Emile Eicher, confirmé à la tête du Syvicol, remet dans leur contexte les grandes attentes placées dans les communes pour contrer la crise de l’immobilier. Un soutien plus appuyé de l’État est revendiqué.
Une délégation du Syndicat des villes et communes luxembourgeoises (Syvicol) sera assise, le 22 février, à la table de la grande réunion nationale sur le logement. Comptant sur leur contribution à une relance du secteur de la construction et une revitalisation du marché du logement, le nouveau gouvernement CSV-DP place les entités locales et régionales devant leurs responsabilités. Emile Eicher, le président du Syvicol, pose des conditions, notamment financières, pour que les 100 communes du pays puissent relever ce défi de taille, qui vient s’ajouter à bon nombre d’autres obligations.
Début janvier, vous avez été réélu à la tête du Syvicol. Quelles sont les grandes priorités que le bureau renouvelé s’est fixées ?
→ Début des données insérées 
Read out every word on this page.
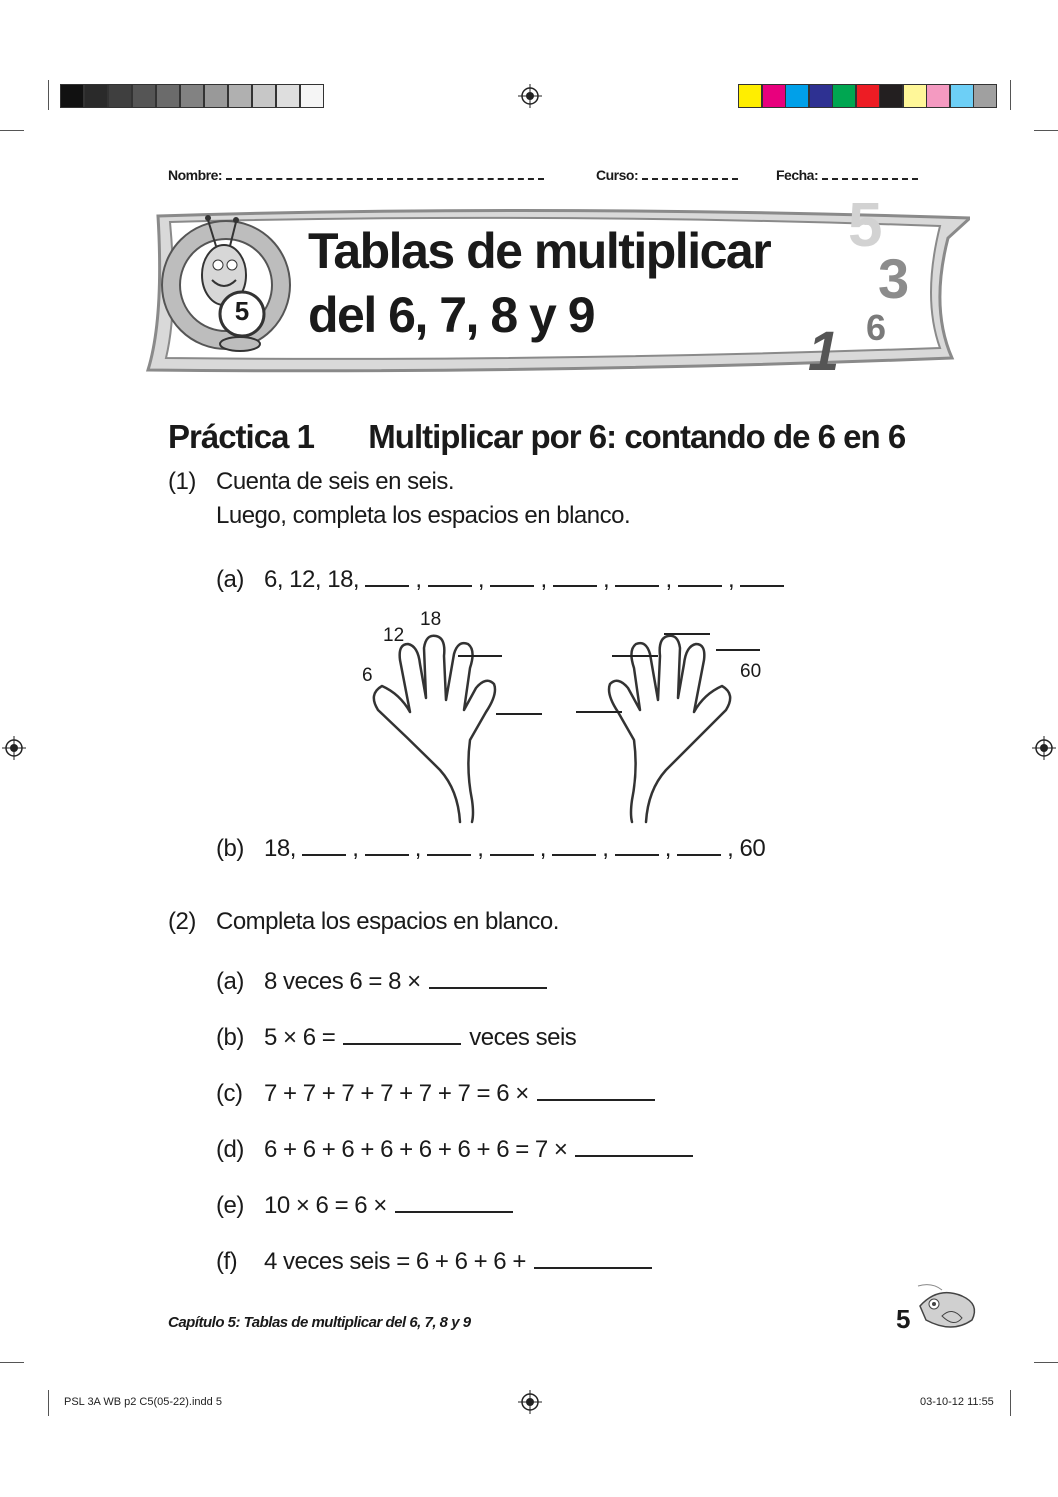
Nombre:	Curso:	Fecha:
5
3
6
1
5
Tablas de multiplicar
del 6, 7, 8 y 9
Práctica 1 Multiplicar por 6: contando de 6 en 6
(1) Cuenta de seis en seis.
Luego, completa los espacios en blanco.
(a) 6, 12, 18,  ,  ,  ,  ,  ,  ,
6
12
18
60
(b) 18,  ,  ,  ,  ,  ,  , , 60
(2) Completa los espacios en blanco.
(a) 8 veces 6 = 8 ×
(b) 5 × 6 =	veces seis
(c) 7 + 7 + 7 + 7 + 7 + 7 = 6 ×
(d) 6 + 6 + 6 + 6 + 6 + 6 + 6 = 7 ×
(e) 10 × 6 = 6 ×
(f) 4 veces seis = 6 + 6 + 6 +
Capítulo 5: Tablas de multiplicar del 6, 7, 8 y 9	5
PSL 3A WB p2 C5(05-22).indd 5	03-10-12 11:55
Nous allons continuer à nous battre pour bénéficier d’une plus grande reconnaissance à l’échelle nationale. On veut être davantage écouté. Il y a certes eu du mieux ces dernières années. Une circulaire du 21 juin 2019 émise par l’ancien Premier ministre Xavier Bettel a ouvert la voie à une plus large consultation. On maintient toutefois notre revendication d’un ancrage dans la loi du statut du Syvicol en tant que représentant national des communes, comme cela est le cas dans bon nombre d’autres pays. On ne demande rien d’extraordinaire, mais uniquement ce qui nous semble être une évidence. La consultation doit, bien entendu, se limiter aux projets de loi et autres textes qui concernent directement les communes.
Le Syvicol ne vise donc pas un statut équivalent à celui des chambres professionnelles, appelées à livrer leur avis sur l’ensemble des textes de loi ?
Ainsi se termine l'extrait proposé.